Last October, the Braves were the ascendant franchise up three games to one, on the verge of dealing the Dodgers their latest postseason death blow.

Against the ropes, Los Angeles made the necessary adjustments, riding several clutch homers and special starting pitching performances to a series win and, ultimately, a World Series triumph.

Since then, Dodgers fans have been frustrated that their 2021 team has looked occasionally hungover, and has needed reinforcements to stay within range of their preseason projections in a competitive NL West. The Braves? Ooooooh boy. It could be so much worse, Dodgers fans.

Atlanta has not exactly looked the part of an NL East-leading juggernaut this year, instead weathering myriad injuries, unexpected catastrophes and collective steps back to remain under .500 and well back of the Mets.

In fact, they’re one of only three MLB teams to have never set foot above the .500 mark at any point this season.

Think the Dodgers have it bad? Look at the Atlanta Braves.

Since Opening Day, Atlanta’s been forced to spend time without Travis d’Arnaud, Touki Toussaint, Cristian Pache, Mike Soroka and Marcell Ozuna, and also survived a serious-looking Ronald Acuña Jr. injury scare.

Things got so bad that even standout starting pitcher Huascar Ynoa, one of the early season’s best stories, became so frustrated in the dugout that he fractured his hand in anger; he remains on the 60-Day IL (self-inflicted wound).

Things are, of course, the bleakest for Ozuna, who was re-signed this offseason to a four-year, $65 million deal after an exemplary 2020 regular and postseason. Shortly after hitting the IL with dislocated fingers in late May, he was arrested in a violent domestic incident, and it’s now more likely his name would be searched in conjunction with “voidable contract?” than any other attribute.

Soroka, Atlanta’s ace-in-waiting who suffered an Achilles injury that required surgery in early August 2020, still isn’t on the mend, battling a setback to the area. Word is he could be ready by late summer, but it’s getting late early out here for a team that quite recently held the upper hand in the postseason with the Dodgers.

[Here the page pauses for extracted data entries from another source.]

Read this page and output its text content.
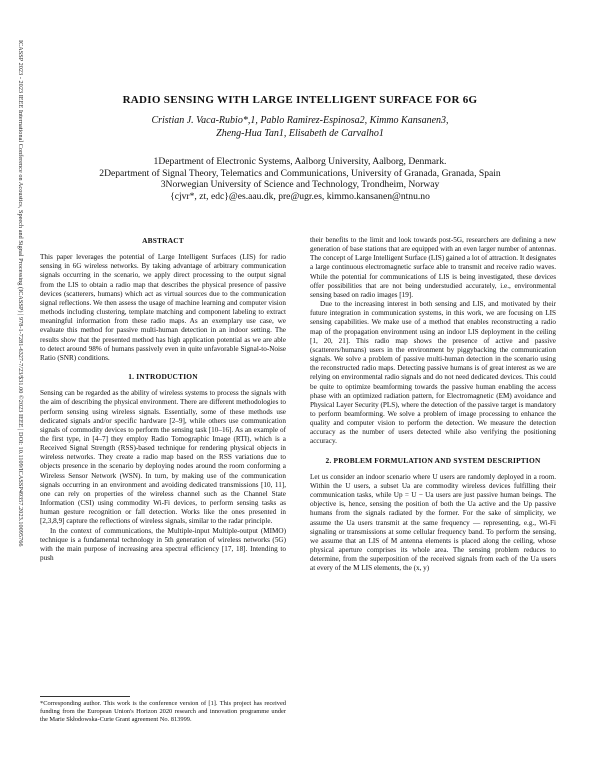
ICASSP 2023 - 2023 IEEE International Conference on Acoustics, Speech and Signal Processing (ICASSP) | 978-1-7281-6327-7/23/$31.00 ©2023 IEEE | DOI: 10.1109/ICASSP49357.2023.10095766	RADIO SENSING WITH LARGE INTELLIGENT SURFACE FOR 6G
Cristian J. Vaca-Rubio*,1, Pablo Ramirez-Espinosa2, Kimmo Kansanen3,
Zheng-Hua Tan1, Elisabeth de Carvalho1
1Department of Electronic Systems, Aalborg University, Aalborg, Denmark.
2Department of Signal Theory, Telematics and Communications, University of Granada, Granada, Spain
3Norwegian University of Science and Technology, Trondheim, Norway
{cjvr*, zt, edc}@es.aau.dk, pre@ugr.es, kimmo.kansanen@ntnu.no
ABSTRACT

This paper leverages the potential of Large Intelligent Surfaces (LIS) for radio sensing in 6G wireless networks. By taking advantage of arbitrary communication signals occurring in the scenario, we apply direct processing to the output signal from the LIS to obtain a radio map that describes the physical presence of passive devices (scatterers, humans) which act as virtual sources due to the communication signal reflections. We then assess the usage of machine learning and computer vision methods including clustering, template matching and component labeling to extract meaningful information from these radio maps. As an exemplary use case, we evaluate this method for passive multi-human detection in an indoor setting. The results show that the presented method has high application potential as we are able to detect around 98% of humans passively even in quite unfavorable Signal-to-Noise Ratio (SNR) conditions.

1. INTRODUCTION

Sensing can be regarded as the ability of wireless systems to process the signals with the aim of describing the physical environment. There are different methodologies to perform sensing using wireless signals. Essentially, some of these methods use dedicated signals and/or specific hardware [2–9], while others use communication signals of commodity devices to perform the sensing task [10–16]. As an example of the first type, in [4–7] they employ Radio Tomographic Image (RTI), which is a Received Signal Strength (RSS)-based technique for rendering physical objects in wireless networks. They create a radio map based on the RSS variations due to objects presence in the scenario by deploying nodes around the room conforming a Wireless Sensor Network (WSN). In turn, by making use of the communication signals occurring in an environment and avoiding dedicated transmissions [10, 11], one can rely on properties of the wireless channel such as the Channel State Information (CSI) using commodity Wi-Fi devices, to perform sensing tasks as human gesture recognition or fall detection. Works like the ones presented in [2,3,8,9] capture the reflections of wireless signals, similar to the radar principle.

In the context of communications, the Multiple-input Multiple-output (MIMO) technique is a fundamental technology in 5th generation of wireless networks (5G) with the main purpose of increasing area spectral efficiency [17, 18]. Intending to push

*Corresponding author. This work is the conference version of [1]. This project has received funding from the European Union's Horizon 2020 research and innovation programme under the Marie Skłodowska-Curie Grant agreement No. 813999.

their benefits to the limit and look towards post-5G, researchers are defining a new generation of base stations that are equipped with an even larger number of antennas. The concept of Large Intelligent Surface (LIS) gained a lot of attraction. It designates a large continuous electromagnetic surface able to transmit and receive radio waves. While the potential for communications of LIS is being investigated, these devices offer possibilities that are not being understudied accurately, i.e., environmental sensing based on radio images [19].

Due to the increasing interest in both sensing and LIS, and motivated by their future integration in communication systems, in this work, we are focusing on LIS sensing capabilities. We make use of a method that enables reconstructing a radio map of the propagation environment using an indoor LIS deployment in the ceiling [1, 20, 21]. This radio map shows the presence of active and passive (scatterers/humans) users in the environment by piggybacking the communication signals. We solve a problem of passive multi-human detection in the scenario using the reconstructed radio maps. Detecting passive humans is of great interest as we are relying on environmental radio signals and do not need dedicated devices. This could be quite to optimize beamforming towards the passive human enabling the access phase with an optimized radiation pattern, for Electromagnetic (EM) avoidance and Physical Layer Security (PLS), where the detection of the passive target is mandatory to perform beamforming. We solve a problem of image processing to enhance the quality and computer vision to perform the detection. We measure the detection accuracy as the number of users detected while also verifying the positioning accuracy.

2. PROBLEM FORMULATION AND SYSTEM DESCRIPTION

Let us consider an indoor scenario where U users are randomly deployed in a room. Within the U users, a subset Ua are commodity wireless devices fulfilling their communication tasks, while Up = U − Ua users are just passive human beings. The objective is, hence, sensing the position of both the Ua active and the Up passive humans from the signals radiated by the former. For the sake of simplicity, we assume the Ua users transmit at the same frequency — representing, e.g., Wi-Fi signaling or transmissions at some cellular frequency band. To perform the sensing, we assume that an LIS of M antenna elements is placed along the ceiling, whose physical aperture comprises its whole area. The sensing problem reduces to determine, from the superposition of the received signals from each of the Ua users at every of the M LIS elements, the (x, y)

Meanwhile, in Los Angeles, things haven’t gone by the book, but after a tough early May, they’re certainly not off the rails.

Did we anticipate Albert Pujols socking dingers? We did not. Did we think the lows would get as low as they did with Alex Vesia and Mitch White trying to hold down late-and-close leads on the road? Also no.

But as we round the corner into mid-June, the Dodgers sit in second place, 13 games over .500 and just behind the surprising Giants in the West. The record doesn’t look as spotless as we anticipated, but only a nitpicker (aka a passionate Dodgers fan) could really quibble with the position we’re in.

An Atlanta rooter? Uh, answer hazy. Try again later.